Die Wolves wirken defensiv aktiver, rotieren viel, wildern in den Passwegen und nutzen ihren Speed; 31 Steals und 20 Blocks stehen bereits nach zwei Spielen zu Buche. "Das ist das, was wir unseren Jungs die ganze Zeit verkaufen wollten", sagte Finch nach dem Rockets-Spiel. "Wenn wir ein Team sein wollen, das einen Schritt nach vorne macht, dann müssen wir das auch über die Defense angehen."
Chris Finch über Edwards: Gibt es ein Limit?
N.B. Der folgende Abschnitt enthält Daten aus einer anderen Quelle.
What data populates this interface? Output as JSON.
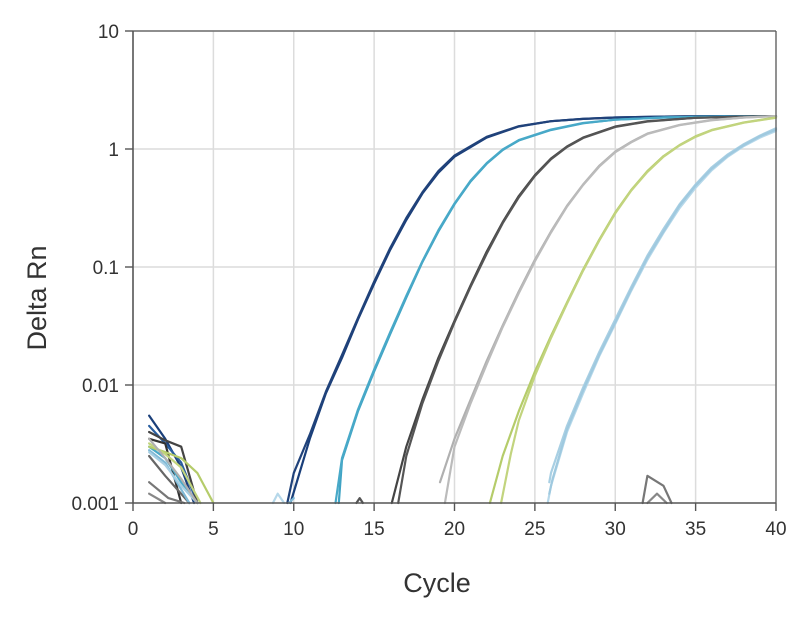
{
  "chart_data": {
    "type": "line",
    "title": "",
    "xlabel": "Cycle",
    "ylabel": "Delta Rn",
    "xlim": [
      0,
      40
    ],
    "ylim": [
      0.001,
      10
    ],
    "y_scale": "log",
    "grid": true,
    "legend": "none",
    "x_ticks": [
      0,
      5,
      10,
      15,
      20,
      25,
      30,
      35,
      40
    ],
    "y_ticks": [
      0.001,
      0.01,
      0.1,
      1,
      10
    ],
    "y_tick_labels": [
      "0.001",
      "0.01",
      "0.1",
      "1",
      "10"
    ],
    "x_tick_labels": [
      "0",
      "5",
      "10",
      "15",
      "20",
      "25",
      "30",
      "35",
      "40"
    ],
    "series": [
      {
        "color": "#1a3f7a",
        "x": [
          9.8,
          11,
          12,
          13,
          14,
          15,
          16,
          17,
          18,
          19,
          20,
          22,
          24,
          26,
          28,
          30,
          33,
          36,
          40
        ],
        "y": [
          0.001,
          0.0035,
          0.0085,
          0.017,
          0.036,
          0.072,
          0.14,
          0.25,
          0.42,
          0.63,
          0.86,
          1.25,
          1.55,
          1.72,
          1.8,
          1.85,
          1.88,
          1.9,
          1.9
        ]
      },
      {
        "color": "#20427a",
        "x": [
          9.6,
          10,
          11,
          12,
          13,
          14,
          15,
          16,
          17,
          18,
          19,
          20,
          22,
          24,
          26,
          28,
          30,
          33,
          36,
          40
        ],
        "y": [
          0.001,
          0.0018,
          0.0038,
          0.0088,
          0.018,
          0.037,
          0.075,
          0.145,
          0.26,
          0.43,
          0.65,
          0.88,
          1.27,
          1.56,
          1.72,
          1.8,
          1.85,
          1.88,
          1.9,
          1.9
        ]
      },
      {
        "color": "#3fa3c4",
        "x": [
          12.8,
          13,
          14,
          15,
          16,
          17,
          18,
          19,
          20,
          21,
          22,
          23,
          24,
          26,
          28,
          30,
          33,
          36,
          40
        ],
        "y": [
          0.001,
          0.0023,
          0.006,
          0.013,
          0.027,
          0.055,
          0.11,
          0.2,
          0.34,
          0.53,
          0.75,
          0.98,
          1.18,
          1.45,
          1.65,
          1.77,
          1.85,
          1.88,
          1.9
        ]
      },
      {
        "color": "#48a9c8",
        "x": [
          12.6,
          13,
          14,
          15,
          16,
          17,
          18,
          19,
          20,
          21,
          22,
          23,
          24,
          26,
          28,
          30,
          33,
          36,
          40
        ],
        "y": [
          0.001,
          0.0024,
          0.0062,
          0.0135,
          0.028,
          0.057,
          0.112,
          0.205,
          0.345,
          0.54,
          0.76,
          0.99,
          1.19,
          1.46,
          1.66,
          1.77,
          1.85,
          1.88,
          1.9
        ]
      },
      {
        "color": "#444444",
        "x": [
          16.1,
          17,
          18,
          19,
          20,
          21,
          22,
          23,
          24,
          25,
          26,
          27,
          28,
          30,
          32,
          35,
          38,
          40
        ],
        "y": [
          0.001,
          0.003,
          0.0075,
          0.017,
          0.035,
          0.07,
          0.135,
          0.24,
          0.4,
          0.6,
          0.83,
          1.05,
          1.25,
          1.55,
          1.72,
          1.84,
          1.88,
          1.9
        ]
      },
      {
        "color": "#555555",
        "x": [
          16.5,
          17,
          18,
          19,
          20,
          21,
          22,
          23,
          24,
          25,
          26,
          27,
          28,
          30,
          32,
          35,
          38,
          40
        ],
        "y": [
          0.001,
          0.0025,
          0.007,
          0.016,
          0.034,
          0.068,
          0.13,
          0.235,
          0.39,
          0.59,
          0.82,
          1.04,
          1.24,
          1.54,
          1.71,
          1.84,
          1.88,
          1.9
        ]
      },
      {
        "color": "#b0b0b0",
        "x": [
          19.1,
          20,
          21,
          22,
          23,
          24,
          25,
          26,
          27,
          28,
          29,
          30,
          31,
          32,
          34,
          36,
          38,
          40
        ],
        "y": [
          0.0015,
          0.0035,
          0.0075,
          0.016,
          0.032,
          0.062,
          0.115,
          0.2,
          0.33,
          0.5,
          0.72,
          0.95,
          1.15,
          1.35,
          1.6,
          1.76,
          1.85,
          1.9
        ]
      },
      {
        "color": "#bbbbbb",
        "x": [
          19.4,
          20,
          21,
          22,
          23,
          24,
          25,
          26,
          27,
          28,
          29,
          30,
          31,
          32,
          34,
          36,
          38,
          40
        ],
        "y": [
          0.001,
          0.003,
          0.007,
          0.015,
          0.031,
          0.06,
          0.112,
          0.196,
          0.325,
          0.495,
          0.71,
          0.94,
          1.14,
          1.34,
          1.59,
          1.75,
          1.85,
          1.9
        ]
      },
      {
        "color": "#b5cc6a",
        "x": [
          22.2,
          23,
          24,
          25,
          26,
          27,
          28,
          29,
          30,
          31,
          32,
          33,
          34,
          35,
          36,
          38,
          40
        ],
        "y": [
          0.001,
          0.0025,
          0.006,
          0.013,
          0.026,
          0.05,
          0.095,
          0.17,
          0.29,
          0.45,
          0.65,
          0.87,
          1.08,
          1.28,
          1.45,
          1.68,
          1.85
        ]
      },
      {
        "color": "#c2d47e",
        "x": [
          22.9,
          23.5,
          24,
          25,
          26,
          27,
          28,
          29,
          30,
          31,
          32,
          33,
          34,
          35,
          36,
          38,
          40
        ],
        "y": [
          0.001,
          0.0026,
          0.005,
          0.012,
          0.025,
          0.049,
          0.093,
          0.167,
          0.285,
          0.445,
          0.64,
          0.86,
          1.07,
          1.27,
          1.44,
          1.67,
          1.84
        ]
      },
      {
        "color": "#a8cfe3",
        "x": [
          25.9,
          26,
          27,
          28,
          29,
          30,
          31,
          32,
          33,
          34,
          35,
          36,
          37,
          38,
          39,
          40
        ],
        "y": [
          0.0015,
          0.0018,
          0.0045,
          0.0095,
          0.019,
          0.036,
          0.068,
          0.125,
          0.21,
          0.34,
          0.5,
          0.7,
          0.9,
          1.1,
          1.3,
          1.5
        ]
      },
      {
        "color": "#b6d8ea",
        "x": [
          25.8,
          26,
          27,
          28,
          29,
          30,
          31,
          32,
          33,
          34,
          35,
          36,
          37,
          38,
          39,
          40
        ],
        "y": [
          0.001,
          0.0014,
          0.004,
          0.0085,
          0.0175,
          0.033,
          0.063,
          0.115,
          0.195,
          0.315,
          0.47,
          0.66,
          0.86,
          1.06,
          1.25,
          1.42
        ]
      },
      {
        "color": "#9fc9df",
        "x": [
          25.9,
          26.1,
          27,
          28,
          29,
          30,
          31,
          32,
          33,
          34,
          35,
          36,
          37,
          38,
          39,
          40
        ],
        "y": [
          0.0012,
          0.0016,
          0.0042,
          0.009,
          0.018,
          0.034,
          0.065,
          0.12,
          0.2,
          0.33,
          0.49,
          0.68,
          0.88,
          1.08,
          1.28,
          1.46
        ]
      },
      {
        "color": "#1a3f7a",
        "x": [
          1,
          2,
          3,
          3.8
        ],
        "y": [
          0.0055,
          0.0035,
          0.002,
          0.001
        ]
      },
      {
        "color": "#2a5fa0",
        "x": [
          1,
          2,
          3,
          4
        ],
        "y": [
          0.0045,
          0.0032,
          0.0022,
          0.001
        ]
      },
      {
        "color": "#444444",
        "x": [
          1,
          2,
          3,
          4
        ],
        "y": [
          0.004,
          0.0034,
          0.003,
          0.001
        ]
      },
      {
        "color": "#333333",
        "x": [
          1,
          2,
          3
        ],
        "y": [
          0.0035,
          0.0032,
          0.001
        ]
      },
      {
        "color": "#666666",
        "x": [
          1,
          2,
          3.5
        ],
        "y": [
          0.0025,
          0.0017,
          0.001
        ]
      },
      {
        "color": "#777777",
        "x": [
          1,
          2.2,
          3.2
        ],
        "y": [
          0.0015,
          0.0011,
          0.001
        ]
      },
      {
        "color": "#888888",
        "x": [
          1,
          2
        ],
        "y": [
          0.0012,
          0.001
        ]
      },
      {
        "color": "#48a9c8",
        "x": [
          1,
          2,
          3,
          4
        ],
        "y": [
          0.003,
          0.0024,
          0.0015,
          0.001
        ]
      },
      {
        "color": "#7fb9d6",
        "x": [
          1,
          2,
          3.5
        ],
        "y": [
          0.0028,
          0.0022,
          0.001
        ]
      },
      {
        "color": "#a8cfe3",
        "x": [
          1,
          2,
          3,
          4
        ],
        "y": [
          0.0027,
          0.0021,
          0.0014,
          0.001
        ]
      },
      {
        "color": "#b5cc6a",
        "x": [
          1,
          2,
          3,
          4,
          5
        ],
        "y": [
          0.003,
          0.0027,
          0.0024,
          0.0018,
          0.001
        ]
      },
      {
        "color": "#c2d47e",
        "x": [
          1,
          2,
          3,
          4.2
        ],
        "y": [
          0.0032,
          0.0026,
          0.002,
          0.001
        ]
      },
      {
        "color": "#b0b0b0",
        "x": [
          1,
          2,
          3,
          4
        ],
        "y": [
          0.0035,
          0.0024,
          0.0016,
          0.001
        ]
      },
      {
        "color": "#b6d8ea",
        "x": [
          8.7,
          9,
          9.4
        ],
        "y": [
          0.001,
          0.0012,
          0.001
        ]
      },
      {
        "color": "#7fb9d6",
        "x": [
          9.7,
          10
        ],
        "y": [
          0.001,
          0.0011
        ]
      },
      {
        "color": "#555555",
        "x": [
          13.9,
          14.1,
          14.3
        ],
        "y": [
          0.001,
          0.0011,
          0.001
        ]
      },
      {
        "color": "#777777",
        "x": [
          31.7,
          32,
          33,
          33.5
        ],
        "y": [
          0.001,
          0.0017,
          0.0014,
          0.001
        ]
      },
      {
        "color": "#888888",
        "x": [
          32,
          32.6,
          33.2
        ],
        "y": [
          0.001,
          0.0012,
          0.001
        ]
      }
    ]
  }
}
Edwards ist als Rookie durch solide On-Ball-, aber teilweise katastrophale Off-Ball-Defense aufgefallen. Seine Aufmerksamkeit kam und ging, dabei hat er theoretisch alle Anlagen, um ein Plus-Verteidiger zu sein. Und er wirkt motiviert, all seine Anlagen auszureizen. Darauf setzen die Wolves, um endlich wieder den Sumpf der NBA zu verlassen.
"Ich habe keine Ahnung, ob er ein Limit hat. Vermutlich hat er eins. Wir wissen nur nicht, wo das liegt", sagte Finch im Sommer bei Heels on Hardwood. "Er ist ein integraler Bestandteil unseres Erfolgs. Das größte Potenzial in unserer Organisation liegt in seiner Entwicklung. Wir wollen alles dafür tun, damit er der elitäre Spieler werden kann, den wir ihn ihm sehen."
Es liegt alles bereit für einen weiteren Sprung, und dieser ist auch nötig, wenn die Wolves sich tatsächlich steigern und um die Playoffs mitspielen wollen. Nicht nur in Minnesota blick man gebannt darauf, ob Houdini den Wolves - und ihrem Superstar Towns - endgültig die Fesseln abnehmen kann.